L'OMS avait annoncé la semaine dernière la suspension de l'administration d'hydroxychloroquine dans ses tests en raison d'"inquiétudes sur la sécurité des essais" après l'étude dans le Lancet. La revue avait pris mardi ses distances avec sa propre étude. Elle a reconnu dans un avertissement formel que "d'importantes questions" planent.

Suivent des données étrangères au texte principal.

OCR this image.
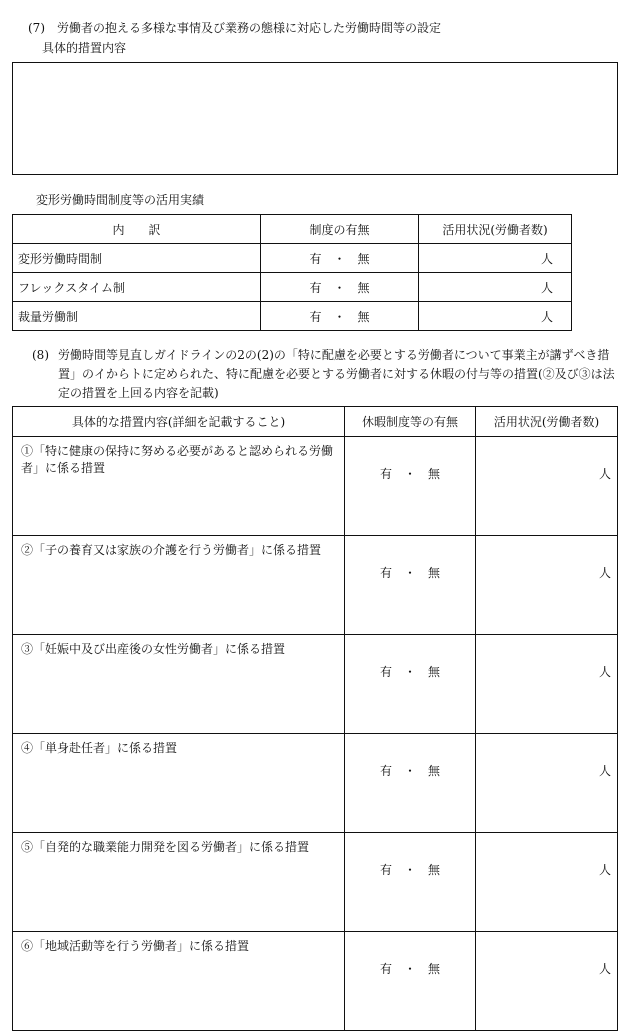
(7)　労働者の抱える多様な事情及び業務の態様に対応した労働時間等の設定
具体的措置内容
変形労働時間制度等の活用実績
内　　訳	制度の有無	活用状況(労働者数)
変形労働時間制	有　・　無	人
フレックスタイム制	有　・　無	人
裁量労働制	有　・　無	人
(8) 労働時間等見直しガイドラインの2の(2)の「特に配慮を必要とする労働者について事業主が講ずべき措置」のイからトに定められた、特に配慮を必要とする労働者に対する休暇の付与等の措置(②及び③は法定の措置を上回る内容を記載)
具体的な措置内容(詳細を記載すること)	休暇制度等の有無	活用状況(労働者数)
①「特に健康の保持に努める必要があると認められる労働者」に係る措置	有　・　無	人
②「子の養育又は家族の介護を行う労働者」に係る措置	有　・　無	人
③「妊娠中及び出産後の女性労働者」に係る措置	有　・　無	人
④「単身赴任者」に係る措置	有　・　無	人
⑤「自発的な職業能力開発を図る労働者」に係る措置	有　・　無	人
⑥「地域活動等を行う労働者」に係る措置	有　・　無	人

De son côté, le Conseil international des infirmières (CII), établi à Genève, a relevé mercredi qu'au moins 600 infirmières et infirmiers étaient décédées depuis le début de la crise, un chiffre qui a plus que doublé en un mois. Selon ses estimations, des centaines de milliers de travailleurs de santé ont été affectés par le coronavirus. En extrapolant des données qui montrent qu'environ 7% du nombre total des infections sont liés aux infirmiers, le CII atteint le chiffre de 450.000 membres du personnel de santé infectés.